Human parainfluenza virus 3 (HPIV3) is a leading cause of acute and potentially fatal respiratory illness, particularly among infants, the elderly and immunocompromised patients. Although vaccine candidates and antibodies capable of neutralizing the virus are under development, there currently are no approved preventive or therapeutic treatments for HPIV3 infection.

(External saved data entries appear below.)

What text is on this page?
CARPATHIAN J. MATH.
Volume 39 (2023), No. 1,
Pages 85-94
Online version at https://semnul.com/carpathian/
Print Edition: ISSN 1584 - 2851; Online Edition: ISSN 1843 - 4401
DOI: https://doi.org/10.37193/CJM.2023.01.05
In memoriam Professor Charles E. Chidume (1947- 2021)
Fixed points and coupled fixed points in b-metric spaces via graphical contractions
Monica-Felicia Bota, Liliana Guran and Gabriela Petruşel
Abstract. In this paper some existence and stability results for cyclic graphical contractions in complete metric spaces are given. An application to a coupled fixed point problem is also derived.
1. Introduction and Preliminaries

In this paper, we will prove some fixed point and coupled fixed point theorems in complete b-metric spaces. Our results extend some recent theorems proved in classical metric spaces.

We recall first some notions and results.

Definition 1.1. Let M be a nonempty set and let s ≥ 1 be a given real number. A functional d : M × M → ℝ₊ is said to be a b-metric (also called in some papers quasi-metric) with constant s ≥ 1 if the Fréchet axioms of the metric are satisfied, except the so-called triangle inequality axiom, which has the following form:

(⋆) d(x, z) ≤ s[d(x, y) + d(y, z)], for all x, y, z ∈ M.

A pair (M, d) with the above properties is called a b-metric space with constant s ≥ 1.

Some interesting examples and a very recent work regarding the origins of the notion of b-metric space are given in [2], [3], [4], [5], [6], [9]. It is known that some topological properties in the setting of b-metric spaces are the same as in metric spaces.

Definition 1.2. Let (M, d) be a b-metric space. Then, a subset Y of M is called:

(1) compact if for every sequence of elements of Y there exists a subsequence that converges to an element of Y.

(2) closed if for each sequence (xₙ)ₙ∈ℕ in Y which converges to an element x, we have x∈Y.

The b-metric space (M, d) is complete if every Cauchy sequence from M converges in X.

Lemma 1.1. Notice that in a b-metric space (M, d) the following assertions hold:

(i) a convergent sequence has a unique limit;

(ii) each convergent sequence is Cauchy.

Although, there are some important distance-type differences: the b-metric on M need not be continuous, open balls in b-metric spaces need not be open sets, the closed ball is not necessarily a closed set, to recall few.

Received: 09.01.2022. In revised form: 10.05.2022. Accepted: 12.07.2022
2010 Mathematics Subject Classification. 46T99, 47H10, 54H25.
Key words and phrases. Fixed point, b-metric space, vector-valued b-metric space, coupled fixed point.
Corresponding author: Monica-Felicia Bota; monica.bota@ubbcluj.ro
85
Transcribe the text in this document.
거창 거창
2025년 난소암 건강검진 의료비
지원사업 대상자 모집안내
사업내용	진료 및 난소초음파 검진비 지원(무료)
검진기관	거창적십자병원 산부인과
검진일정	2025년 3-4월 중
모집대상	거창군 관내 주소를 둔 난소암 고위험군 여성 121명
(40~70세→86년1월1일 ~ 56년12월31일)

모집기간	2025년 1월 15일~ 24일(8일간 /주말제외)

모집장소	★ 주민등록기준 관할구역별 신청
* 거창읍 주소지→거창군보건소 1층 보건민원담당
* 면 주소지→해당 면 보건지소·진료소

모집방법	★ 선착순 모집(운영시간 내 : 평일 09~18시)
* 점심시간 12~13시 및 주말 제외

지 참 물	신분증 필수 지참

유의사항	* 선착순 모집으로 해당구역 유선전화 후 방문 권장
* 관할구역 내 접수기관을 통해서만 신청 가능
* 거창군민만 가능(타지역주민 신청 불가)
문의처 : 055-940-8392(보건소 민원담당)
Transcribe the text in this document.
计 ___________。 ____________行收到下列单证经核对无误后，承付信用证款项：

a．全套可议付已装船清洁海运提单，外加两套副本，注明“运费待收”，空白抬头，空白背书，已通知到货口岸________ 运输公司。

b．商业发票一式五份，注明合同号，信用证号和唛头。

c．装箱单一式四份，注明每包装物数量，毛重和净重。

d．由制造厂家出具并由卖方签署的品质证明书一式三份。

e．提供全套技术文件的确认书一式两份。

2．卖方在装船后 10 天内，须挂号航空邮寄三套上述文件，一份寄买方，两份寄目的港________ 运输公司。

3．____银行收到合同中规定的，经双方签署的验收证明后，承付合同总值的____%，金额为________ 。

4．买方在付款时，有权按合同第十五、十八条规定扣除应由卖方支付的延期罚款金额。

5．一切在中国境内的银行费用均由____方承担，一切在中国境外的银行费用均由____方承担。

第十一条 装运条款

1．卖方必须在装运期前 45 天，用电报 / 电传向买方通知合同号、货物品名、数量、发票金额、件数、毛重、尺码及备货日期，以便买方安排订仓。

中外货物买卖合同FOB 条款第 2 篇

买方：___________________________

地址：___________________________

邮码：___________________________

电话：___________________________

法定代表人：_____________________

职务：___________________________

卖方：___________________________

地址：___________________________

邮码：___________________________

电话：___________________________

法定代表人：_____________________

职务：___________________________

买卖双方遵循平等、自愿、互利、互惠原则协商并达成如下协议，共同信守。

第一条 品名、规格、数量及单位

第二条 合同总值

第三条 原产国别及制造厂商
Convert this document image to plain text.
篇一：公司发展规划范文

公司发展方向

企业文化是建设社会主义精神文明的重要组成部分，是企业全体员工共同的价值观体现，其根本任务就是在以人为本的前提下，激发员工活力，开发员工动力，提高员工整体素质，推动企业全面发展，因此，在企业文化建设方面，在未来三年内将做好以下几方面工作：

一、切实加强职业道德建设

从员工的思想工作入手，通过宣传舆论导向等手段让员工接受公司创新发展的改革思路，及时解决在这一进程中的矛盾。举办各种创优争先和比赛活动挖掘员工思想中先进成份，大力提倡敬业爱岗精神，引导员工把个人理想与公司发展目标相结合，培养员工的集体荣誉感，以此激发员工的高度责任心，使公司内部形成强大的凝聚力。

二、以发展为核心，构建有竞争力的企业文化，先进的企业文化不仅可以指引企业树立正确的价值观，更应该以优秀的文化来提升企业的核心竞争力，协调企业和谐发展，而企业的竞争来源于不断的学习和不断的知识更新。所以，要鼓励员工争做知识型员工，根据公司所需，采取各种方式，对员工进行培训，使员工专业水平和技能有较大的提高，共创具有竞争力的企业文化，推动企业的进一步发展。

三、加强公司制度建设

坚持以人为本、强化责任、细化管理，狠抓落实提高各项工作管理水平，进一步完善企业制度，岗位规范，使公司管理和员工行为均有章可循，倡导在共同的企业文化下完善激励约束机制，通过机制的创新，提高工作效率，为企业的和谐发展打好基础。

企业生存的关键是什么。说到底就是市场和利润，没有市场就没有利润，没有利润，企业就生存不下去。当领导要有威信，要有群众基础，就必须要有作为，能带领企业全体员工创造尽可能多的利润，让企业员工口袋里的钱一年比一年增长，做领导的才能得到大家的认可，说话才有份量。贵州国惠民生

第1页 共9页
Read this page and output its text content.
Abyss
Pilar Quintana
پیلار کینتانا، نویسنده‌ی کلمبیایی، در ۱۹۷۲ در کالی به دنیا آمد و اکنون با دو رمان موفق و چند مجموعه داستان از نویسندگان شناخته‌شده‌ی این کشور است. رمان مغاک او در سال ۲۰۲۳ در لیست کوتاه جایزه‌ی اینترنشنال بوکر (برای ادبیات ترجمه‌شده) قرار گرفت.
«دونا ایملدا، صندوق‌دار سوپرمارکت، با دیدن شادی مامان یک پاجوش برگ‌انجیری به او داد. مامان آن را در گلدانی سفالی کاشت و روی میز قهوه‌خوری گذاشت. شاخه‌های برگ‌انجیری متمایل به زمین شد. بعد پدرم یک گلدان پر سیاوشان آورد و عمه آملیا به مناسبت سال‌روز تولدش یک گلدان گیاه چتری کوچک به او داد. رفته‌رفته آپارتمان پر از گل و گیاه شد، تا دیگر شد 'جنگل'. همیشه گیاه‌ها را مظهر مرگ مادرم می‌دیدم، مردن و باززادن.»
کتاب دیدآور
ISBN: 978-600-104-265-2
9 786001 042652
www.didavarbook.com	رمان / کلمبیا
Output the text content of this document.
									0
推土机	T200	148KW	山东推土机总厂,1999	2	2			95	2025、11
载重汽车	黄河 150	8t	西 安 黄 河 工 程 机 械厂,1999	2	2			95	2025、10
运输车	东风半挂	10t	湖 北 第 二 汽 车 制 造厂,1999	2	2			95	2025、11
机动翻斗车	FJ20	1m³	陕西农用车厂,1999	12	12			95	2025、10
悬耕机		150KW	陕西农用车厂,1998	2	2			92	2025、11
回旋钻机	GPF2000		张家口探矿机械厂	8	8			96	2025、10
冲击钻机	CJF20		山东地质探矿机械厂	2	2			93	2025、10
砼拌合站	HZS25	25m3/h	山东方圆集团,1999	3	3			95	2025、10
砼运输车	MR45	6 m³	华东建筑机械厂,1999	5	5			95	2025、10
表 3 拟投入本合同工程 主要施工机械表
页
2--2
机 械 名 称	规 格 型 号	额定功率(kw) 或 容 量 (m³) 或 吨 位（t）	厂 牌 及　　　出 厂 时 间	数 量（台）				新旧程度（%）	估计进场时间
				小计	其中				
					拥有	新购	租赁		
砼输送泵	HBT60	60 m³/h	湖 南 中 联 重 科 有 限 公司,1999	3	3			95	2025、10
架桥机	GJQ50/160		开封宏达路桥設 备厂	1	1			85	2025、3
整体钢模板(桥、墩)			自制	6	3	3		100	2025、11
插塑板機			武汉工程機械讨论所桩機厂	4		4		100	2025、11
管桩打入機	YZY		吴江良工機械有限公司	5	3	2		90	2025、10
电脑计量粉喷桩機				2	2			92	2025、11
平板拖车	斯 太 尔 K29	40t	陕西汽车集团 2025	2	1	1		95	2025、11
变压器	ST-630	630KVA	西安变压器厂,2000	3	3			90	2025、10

A major target of HPIV3-neutralizing antibodies is the fusion (F) glycoprotein on the viral surface, which enables the virus to enter epithelial cells of the respiratory tract.
Using a technique developed at Vanderbilt University Medical Center called LIBRA-seq, the VUMC researchers identified a set of F-reactive B cells (antibody-generating white blood cells) from multiple individuals and characterized them in collaboration with colleagues from the University of Georgia.
Reporting March 15 in The Journal of Immunology, the researchers describe the identification of several ultrapotent, neutralizing antibody candidates. They also observed an antibody “signature” suggestive of a reproducible HPIV3-neutralizing antibody response. These antibodies are “excellent leads … for further preclinical and clinical development,” they concluded.
Ivelin Georgiev, PhD, associate professor of Pathology, Microbiology and Immunology in the Vanderbilt Vaccine Center, was the paper’s corresponding author, and Alexandra Abu-Shmais, a graduate student in the Georgiev lab, was first author.
Other VUMC co-authors were Alexis Janke, Rachael Wolters, DVM, Clinton Holt, Nagarajan Raju, MSc, PhD, Robert Carnahan, PhD, and James E. Crowe Jr., MD.
The study was supported in part by the G. Harold and Lelia Y. Mathers Charitable Foundation, and National Institutes of Health grants R01AI175245, T32AI112541 and K01OD036063.